The Trade Facilitation Agreement (TFA) sets forth a series of measures for facilitating the movement of goods across borders inspired by best practices from around the world. It is the first multilateral trade agreement to be concluded since the World Trade Organization (WTO) was established 20 years ago.
Initially it was thought that the benefits of the treaty could reduce trade costs by more than 14 percent for low-income countries and 13 percent for upper income countries. Once the new rules come into effect, it will cut red tape at the borders, standardize customs procedures such as waiting times, lessen the potential for corruption, and hasten foreign direct investment into weaker economies. Recent calculations by the WTO however have estimated that it could add close to $3.6 trillion to the $19,002 billion annual global merchandise exports. That will do more to boost trade than if all the world’s import tariffs were removed, cutting costs 9.6 to 23.1 percent.

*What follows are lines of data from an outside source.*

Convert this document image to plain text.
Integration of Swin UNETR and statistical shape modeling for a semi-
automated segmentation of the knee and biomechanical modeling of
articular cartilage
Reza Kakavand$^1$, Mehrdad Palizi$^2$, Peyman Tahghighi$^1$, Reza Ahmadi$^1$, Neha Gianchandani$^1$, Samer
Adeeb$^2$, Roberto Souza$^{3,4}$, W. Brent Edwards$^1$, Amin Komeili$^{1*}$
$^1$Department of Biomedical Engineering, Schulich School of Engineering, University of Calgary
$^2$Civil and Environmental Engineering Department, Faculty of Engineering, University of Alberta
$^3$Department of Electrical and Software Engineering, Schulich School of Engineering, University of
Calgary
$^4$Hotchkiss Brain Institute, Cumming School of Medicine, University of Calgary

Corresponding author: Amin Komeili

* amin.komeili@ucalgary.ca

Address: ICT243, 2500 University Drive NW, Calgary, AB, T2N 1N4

“You could say that it’s global trade’s equivalent of the shift from dial-up internet to broadband,” WTO Director-General Roberto Azevedo said.

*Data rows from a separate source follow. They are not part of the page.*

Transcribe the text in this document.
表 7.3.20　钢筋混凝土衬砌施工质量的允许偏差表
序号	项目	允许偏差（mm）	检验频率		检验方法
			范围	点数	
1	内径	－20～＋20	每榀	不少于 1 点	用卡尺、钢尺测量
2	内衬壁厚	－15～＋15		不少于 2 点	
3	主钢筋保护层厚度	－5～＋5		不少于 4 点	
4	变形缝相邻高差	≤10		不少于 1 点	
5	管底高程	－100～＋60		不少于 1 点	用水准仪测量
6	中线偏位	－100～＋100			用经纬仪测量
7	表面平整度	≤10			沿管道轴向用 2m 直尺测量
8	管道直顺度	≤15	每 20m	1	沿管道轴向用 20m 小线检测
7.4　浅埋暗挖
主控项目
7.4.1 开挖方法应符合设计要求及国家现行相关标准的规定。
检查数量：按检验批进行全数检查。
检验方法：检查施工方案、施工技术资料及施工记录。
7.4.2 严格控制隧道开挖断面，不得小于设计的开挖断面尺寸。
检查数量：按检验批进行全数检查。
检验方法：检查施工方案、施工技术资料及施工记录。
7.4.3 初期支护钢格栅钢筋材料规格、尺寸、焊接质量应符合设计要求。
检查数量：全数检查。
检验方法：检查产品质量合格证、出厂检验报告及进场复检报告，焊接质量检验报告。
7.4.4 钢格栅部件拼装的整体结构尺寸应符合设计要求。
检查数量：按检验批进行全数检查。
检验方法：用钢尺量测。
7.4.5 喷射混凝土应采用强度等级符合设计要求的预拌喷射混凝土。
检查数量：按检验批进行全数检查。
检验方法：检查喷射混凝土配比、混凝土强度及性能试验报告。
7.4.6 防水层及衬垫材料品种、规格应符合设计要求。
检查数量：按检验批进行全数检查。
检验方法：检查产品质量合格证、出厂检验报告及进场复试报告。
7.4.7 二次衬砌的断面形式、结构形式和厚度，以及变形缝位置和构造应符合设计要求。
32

The agreement, which was created in December 2013, will come into full force when two-thirds (or 106) of the 161 WTO members have ratified it. An amendment protocol for the TFA was adopted by the General Council in November 2014 to bring he TFA into the WTO’s legal framework. Hong Kong was the first member state to accept the agreement and to date 50 members have ratified it. Azevedo hopes that the agreement would conclude by the end of 2016.